戦前、戦中、日本は「募集」や「徴用」などの形で朝鮮半島から多くの人びとを労働者と
して樺太(サハリン)に送り込んだ。終戦後、サハリンにいた約四十万人の日本人は大半
帰国したが、二万三千−四万三千人とされる韓国・朝鮮人は取り残された。
報告によると、終戦後、島の統治が日本から旧ソ連に代わると、食材や調理用具は不足した
が、食文化は大きな変化なしに残った。 朝鮮半島では結婚式などの祝賀行事で食べられる
もちは、日本のきねや臼を使って作り続けられた。旧ソ連時代にはもち米の入手が難しく
なったが、朝鮮民族が住む中央アジアのウズベキスタンから取り寄せた。旧ソ連崩壊後の
十五年ほど前には州都・ユジノサハリンスク(豊原)にもちの製造工場も建てられた。
残留韓国・朝鮮人は家庭菜園でハクサイなどを育て、伝統食品のキムチを作り続けた。戦後
間もなくはトウガラシが手に入りにくく「白っぽいキムチがたくさんあった」(七十代男性)

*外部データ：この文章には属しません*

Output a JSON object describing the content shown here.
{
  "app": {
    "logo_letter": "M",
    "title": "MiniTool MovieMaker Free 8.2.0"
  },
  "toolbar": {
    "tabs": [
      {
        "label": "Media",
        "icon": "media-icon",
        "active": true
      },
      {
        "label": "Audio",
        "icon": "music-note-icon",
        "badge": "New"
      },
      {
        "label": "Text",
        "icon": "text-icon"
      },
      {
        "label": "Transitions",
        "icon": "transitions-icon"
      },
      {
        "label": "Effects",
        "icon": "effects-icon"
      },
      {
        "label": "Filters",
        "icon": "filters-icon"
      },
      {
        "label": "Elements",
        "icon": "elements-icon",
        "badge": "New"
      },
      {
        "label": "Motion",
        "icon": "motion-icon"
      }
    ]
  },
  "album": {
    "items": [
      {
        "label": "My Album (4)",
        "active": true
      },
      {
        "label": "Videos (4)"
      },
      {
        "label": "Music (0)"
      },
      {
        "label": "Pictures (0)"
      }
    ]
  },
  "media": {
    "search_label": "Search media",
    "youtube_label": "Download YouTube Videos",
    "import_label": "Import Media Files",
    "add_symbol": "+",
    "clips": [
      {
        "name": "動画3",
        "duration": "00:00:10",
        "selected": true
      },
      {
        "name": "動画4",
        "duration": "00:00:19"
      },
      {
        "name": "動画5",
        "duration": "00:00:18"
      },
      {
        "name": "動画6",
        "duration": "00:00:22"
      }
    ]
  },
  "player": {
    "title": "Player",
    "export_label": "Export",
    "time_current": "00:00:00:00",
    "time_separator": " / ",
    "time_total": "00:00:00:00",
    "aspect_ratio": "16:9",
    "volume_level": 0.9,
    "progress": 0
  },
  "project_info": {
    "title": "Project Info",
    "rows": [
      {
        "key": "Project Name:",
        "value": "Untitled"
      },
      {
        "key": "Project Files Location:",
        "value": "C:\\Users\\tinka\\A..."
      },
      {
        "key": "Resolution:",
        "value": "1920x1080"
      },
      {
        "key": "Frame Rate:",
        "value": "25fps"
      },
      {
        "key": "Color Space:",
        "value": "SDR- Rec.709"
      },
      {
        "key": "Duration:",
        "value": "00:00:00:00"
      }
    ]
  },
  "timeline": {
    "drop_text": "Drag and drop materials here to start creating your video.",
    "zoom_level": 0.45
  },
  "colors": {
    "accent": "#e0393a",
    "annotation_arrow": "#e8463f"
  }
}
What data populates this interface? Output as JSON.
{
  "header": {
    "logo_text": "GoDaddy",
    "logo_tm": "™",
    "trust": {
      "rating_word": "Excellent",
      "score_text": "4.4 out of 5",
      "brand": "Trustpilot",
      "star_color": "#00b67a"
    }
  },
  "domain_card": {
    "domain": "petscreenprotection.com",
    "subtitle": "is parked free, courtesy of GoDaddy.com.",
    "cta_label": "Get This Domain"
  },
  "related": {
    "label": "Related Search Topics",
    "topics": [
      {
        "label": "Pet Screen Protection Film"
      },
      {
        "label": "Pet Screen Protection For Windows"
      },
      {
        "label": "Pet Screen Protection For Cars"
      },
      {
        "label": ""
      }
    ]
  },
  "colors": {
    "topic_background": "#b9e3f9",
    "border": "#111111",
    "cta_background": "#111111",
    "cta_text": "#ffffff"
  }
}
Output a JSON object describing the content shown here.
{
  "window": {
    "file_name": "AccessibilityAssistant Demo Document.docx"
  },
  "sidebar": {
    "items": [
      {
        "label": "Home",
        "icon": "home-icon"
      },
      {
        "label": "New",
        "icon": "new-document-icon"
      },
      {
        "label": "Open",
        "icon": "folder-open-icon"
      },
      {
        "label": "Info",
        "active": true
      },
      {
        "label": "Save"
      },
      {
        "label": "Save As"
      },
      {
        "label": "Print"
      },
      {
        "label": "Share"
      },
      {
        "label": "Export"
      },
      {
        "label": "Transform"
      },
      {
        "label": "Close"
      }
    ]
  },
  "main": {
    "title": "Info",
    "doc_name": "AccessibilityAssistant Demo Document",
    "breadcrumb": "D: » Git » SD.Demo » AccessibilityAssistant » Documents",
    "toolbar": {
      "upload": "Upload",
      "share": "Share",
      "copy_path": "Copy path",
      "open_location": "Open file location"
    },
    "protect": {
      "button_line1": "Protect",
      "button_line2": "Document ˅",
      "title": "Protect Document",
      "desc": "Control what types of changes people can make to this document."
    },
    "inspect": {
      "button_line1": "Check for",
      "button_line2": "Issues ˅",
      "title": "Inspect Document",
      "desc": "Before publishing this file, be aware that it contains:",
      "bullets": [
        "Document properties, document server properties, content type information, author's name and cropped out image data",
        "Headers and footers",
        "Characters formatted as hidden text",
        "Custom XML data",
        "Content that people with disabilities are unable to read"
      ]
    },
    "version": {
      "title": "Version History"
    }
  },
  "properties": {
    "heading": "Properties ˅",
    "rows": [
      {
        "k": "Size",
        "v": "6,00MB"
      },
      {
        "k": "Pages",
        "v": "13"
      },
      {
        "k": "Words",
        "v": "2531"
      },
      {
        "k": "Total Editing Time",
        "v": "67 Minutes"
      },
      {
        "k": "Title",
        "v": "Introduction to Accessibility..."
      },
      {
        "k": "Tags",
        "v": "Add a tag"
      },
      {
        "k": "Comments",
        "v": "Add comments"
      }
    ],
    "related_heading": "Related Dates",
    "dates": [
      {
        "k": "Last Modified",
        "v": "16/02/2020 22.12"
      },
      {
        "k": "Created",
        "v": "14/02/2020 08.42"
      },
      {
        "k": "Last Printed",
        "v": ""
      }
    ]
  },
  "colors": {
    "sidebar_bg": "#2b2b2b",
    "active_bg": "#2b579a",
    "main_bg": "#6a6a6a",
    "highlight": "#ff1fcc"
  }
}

という興味深い証言も。いまは、サハリン在住のロシア人も好むため、残留韓国・朝鮮人が
市場で売るキムチは人気食品の一つに成長した。
消えた文化も多い。朝鮮半島では物を頭の上に乗せて運ぶ習慣があるが「日本人が笑うから」
(七十代女性)、「日本人には『朝鮮人、朝鮮人』と言われ、ロシア人も笑った」(七十代
男性)との理由から次第に廃れ、現在では見られなくなった。民族衣装のチマ・チョゴリは
旧ソ連時代にほとんど消滅したが、一九八七年のペレストロイカ(改革)以降は韓国から
入るようになり、若い世代も着るようになった。 池田学芸員は「民族には環境がどれほど
変わっても受け継がれるものがあり、それが文化の力だと思う。サハリン残留朝鮮人の
文化史は日本史の一部でもあり、しっかり調べて理解するべきだ」と話している。